Perhaps the biggest news for Municipal Review Committee members is that its partner, Fiberight, has landed a major equity investor in the effort to build a $69 million facility in Hampden that would turn trash into biofuel and recycle other materials.
In February, the Municipal Review Committee officially partnered with Maryland-based Fiberight LLC to create a solid waste recycling and biofuels processing facility located in the “triangle” area between Ammo Industrial Park, Interstate 95 and Coldbrook Road.
During the group’s annual meeting on Wednesday, Fiberight CEO Craig Stuart-Paul said that Fiberight has negotiated a 15-year deal with Covanta Energy Corp., which would construct and operate the plant. A major player on the trash scene, Covanta owns and operates more than 40 waste-to-energy facilities.
If the necessary approvals are received, Fiberight will build a 90,000-square-foot plant in Hampden that would replace the Penobscot Energy Recovery Co., a waste-to-energy plant in Orrington where member communities’ trash is sent to be burned and made into electricity.
Despite the progress made to date, however, there is a chance that the plan won’t move forward.
As it stands, member municipalities are sending about 180,000 tons of waste to PERC each year.
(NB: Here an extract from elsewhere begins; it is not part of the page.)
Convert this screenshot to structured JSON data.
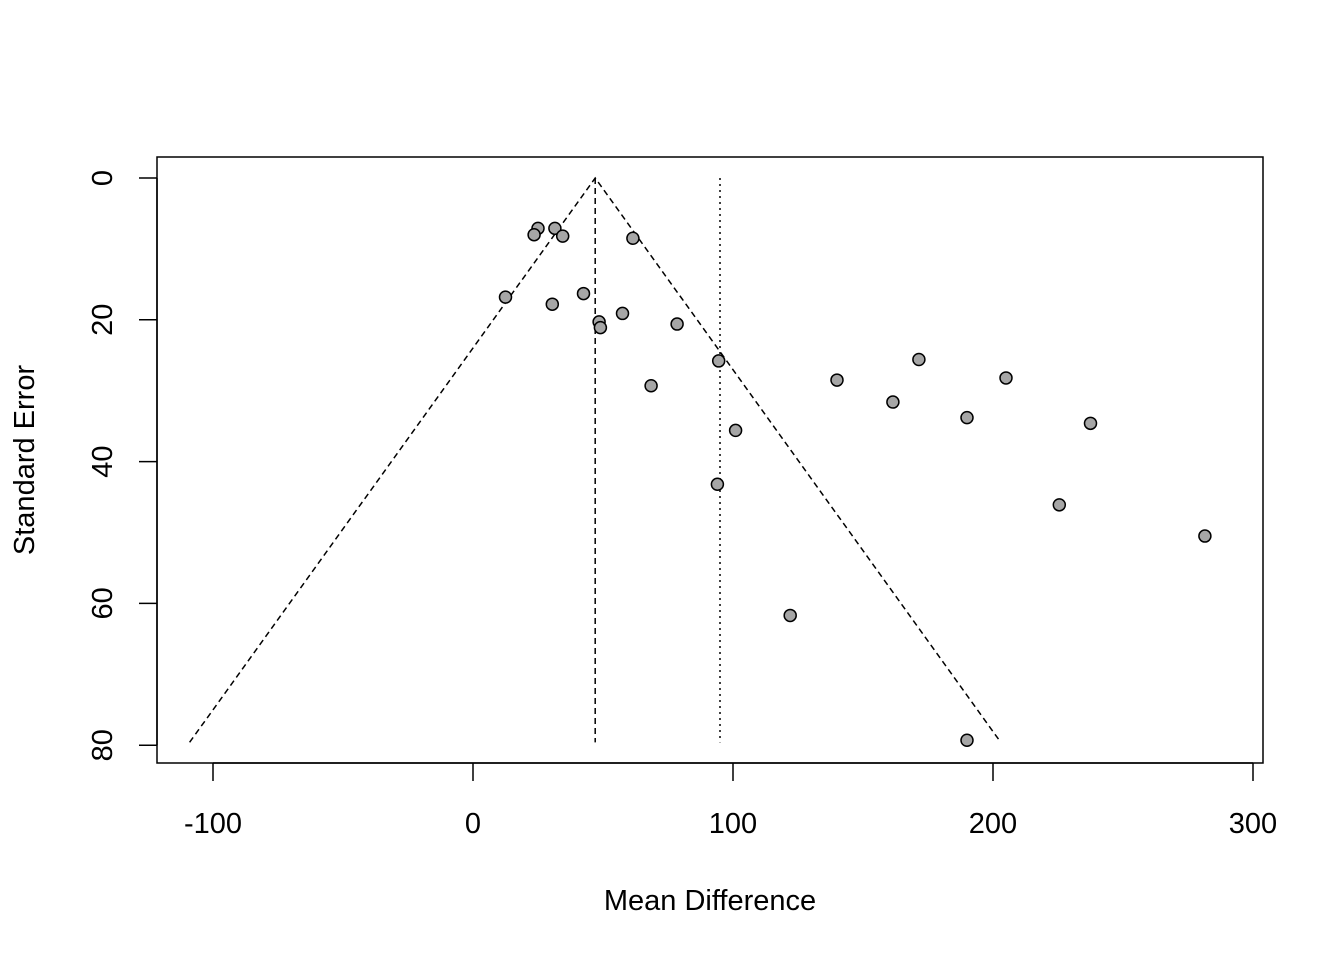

In order for the Fiberight project to work out financially, members must be able to commit to providing a minimum of 150,000 tons of trash per year.
If that threshold isn’t met by the middle of next year, the project will not go forward and the group will have to go back to the drawing board, Municipal Review Committee Executive Director Greg Lounder said.
“I want to emphasize the importance of our collective strength as 187 Maine communities. Our ability to stay together collectively through the years is a significant reason that we’ve always been successful, and it’s an important reason moving forward that we do all we can to leverage our collective strength as communities,” Lounder said.
“The way to avoid failure is to stick together,” he said.
In an effort to encourage cities and towns to sign on early rather than wait to see how the project fares, the group’s board has decided to charge latecomers an additional $2.21 per ton over the $70-per-ton tipping fee, and said that during the first 15-year term, those communities will not be eligible for rebates.
The Municipal Review Committee is a nonprofit organization formed in 1991 to address the garbage disposal interests of 187 municipalities.
The group’s leaders started looking for alternatives five years ago because they believe PERC, of which it is part owner, will not be profitable after 2018, when lucrative agreements for the electric power it generates expire.
At the Hampden plant, Fiberight’s technology will change organic materials in trash into biofuels, after the glass, metals, papers and plastics are recycled.